Just let some everyday "Joe" or "Mary"  show up on the 8th floor of Canton's seat of government with job application in hand and see whether or not Healy bounces out of his office with an offer of an "informal" job interview?

In the opinion of the SCPR, Perez used to be one of Stark County's most powerful Democrats with a strong vote getting history.   So in political yesteryear, it would been a good political thing for one to embrace the companionship of the former city auditor.

But then came along the revelation of Vince Frustaci's theft of taxpayer money from the Stark County treasury (April 1, 2009) and Perez seemingly,  for the mere fact he held the title county auditor,  was being criticized for not detecting the thefts which are said to have occurred over time spans thought to have been from about 2003 through 2009.  Perez had been auditor since 2004.

The Report has heard a number of public officials including Stark County Commissioner Janet Creighton (a Republican) say that it was unfair to expect Perez (as auditor) to have ferreted Frustaci out inasmuch as "county auditor" is a misnomer in that the position does not call for the auditing of the Stark County treasurer's office.   Good reason that she should.  Because Frustaci's activity overlapped into her term as auditor as well as that of her successor (to fill out her unexpired term) and Republican Party appointee Brant Luther.

Nonetheless, the Stark County electorate seems to have bought into the criticism and zeroed in on Perez and refused to return him to office.

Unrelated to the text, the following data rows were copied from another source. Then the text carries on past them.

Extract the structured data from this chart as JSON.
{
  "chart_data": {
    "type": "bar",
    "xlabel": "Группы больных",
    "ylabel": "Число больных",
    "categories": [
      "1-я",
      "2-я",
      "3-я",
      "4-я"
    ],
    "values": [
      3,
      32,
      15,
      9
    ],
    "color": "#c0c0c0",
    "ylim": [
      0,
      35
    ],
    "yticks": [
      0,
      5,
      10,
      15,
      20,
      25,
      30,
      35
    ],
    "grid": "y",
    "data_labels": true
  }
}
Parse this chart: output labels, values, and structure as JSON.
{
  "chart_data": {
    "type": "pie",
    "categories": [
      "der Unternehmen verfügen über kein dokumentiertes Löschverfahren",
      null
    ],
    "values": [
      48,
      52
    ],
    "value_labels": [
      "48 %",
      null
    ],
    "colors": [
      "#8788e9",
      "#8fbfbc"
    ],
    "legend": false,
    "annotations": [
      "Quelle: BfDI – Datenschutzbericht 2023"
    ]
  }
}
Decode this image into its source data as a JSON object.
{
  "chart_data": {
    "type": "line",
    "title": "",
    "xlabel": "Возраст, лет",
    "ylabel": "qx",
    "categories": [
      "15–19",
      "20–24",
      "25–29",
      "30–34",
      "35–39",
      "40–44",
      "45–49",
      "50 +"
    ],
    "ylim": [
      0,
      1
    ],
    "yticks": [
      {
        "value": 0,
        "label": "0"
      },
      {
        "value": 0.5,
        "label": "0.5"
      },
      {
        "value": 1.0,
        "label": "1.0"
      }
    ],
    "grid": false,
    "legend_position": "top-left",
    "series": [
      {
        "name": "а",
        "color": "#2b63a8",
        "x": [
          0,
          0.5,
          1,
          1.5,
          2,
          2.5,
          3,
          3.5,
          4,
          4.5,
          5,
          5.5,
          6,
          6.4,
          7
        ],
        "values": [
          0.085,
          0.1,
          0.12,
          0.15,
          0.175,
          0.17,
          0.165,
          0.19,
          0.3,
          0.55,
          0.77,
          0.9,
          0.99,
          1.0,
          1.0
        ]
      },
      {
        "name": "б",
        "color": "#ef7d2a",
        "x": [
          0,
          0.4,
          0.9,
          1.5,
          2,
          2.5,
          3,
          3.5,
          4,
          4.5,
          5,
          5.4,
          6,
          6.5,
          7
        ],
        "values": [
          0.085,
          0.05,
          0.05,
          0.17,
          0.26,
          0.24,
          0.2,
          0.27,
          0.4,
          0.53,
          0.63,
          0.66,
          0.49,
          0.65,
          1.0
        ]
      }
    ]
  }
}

One might argue that Kim Perez's political profile these days (having been tossed from office) is not exactly one that someone like Healy would be anxious to embrace. 


Probably so.

But donning the Healy mindset, one thing possibly to be taken from Mayor Healy putting himself in a position of letting it leak out that he had "met informally" with Perez concerning Perez's interest of getting appointed to succeed former sanitation supervision Byron Carson at about $64,000 per annum, is that Healy is feeling awfully confident that he is a "shoe-in" to be re-elected mayor come this November.

While Balint couches Healy ("if he is not re-elected") in a humility context, the SCPR declines the temptation to entertain the notion that Healy "really" thinks there is a realistic chance he will be defeated by Republican "Chip" Conde come this fall's election.

And if there is anywhere that Kim Perez has any political clout, it is in the political/geographic zone of Canton, Ohio.  The SCPR believes that Perez remains a political insider in the Stark County Democratic Party and Healy is certainly aware of such.




So in line with Mayor Healy being "all things political," it makes complete sense that he would capitalize on the Perez appearance on the 8th floor for whatever it is worth (not that Healy actually thinks he needs any help) within the political context of a 9 to 1 Democrat registration majority within Canton and Perez having won big and often in the boundaries the Canton city limits.  


Politicians like Healy are by their very nature insecure.  They are very much "don't look a gift-horse in the mouth" types. 

Accordingly, The Report believes that Healy is being purposely and politically coy with Perez. 


And who can blame Perez for "doing the dance?"


It just may land him a job at $64,000 smackeroos, while scores of politically unconnected Cantonians drool in a dreamworld that they too might have an opportunity to become Canton's superintendent of the sanitation department.


Now if Healy was running countywide, would he be so quick to publicly embrace Perez?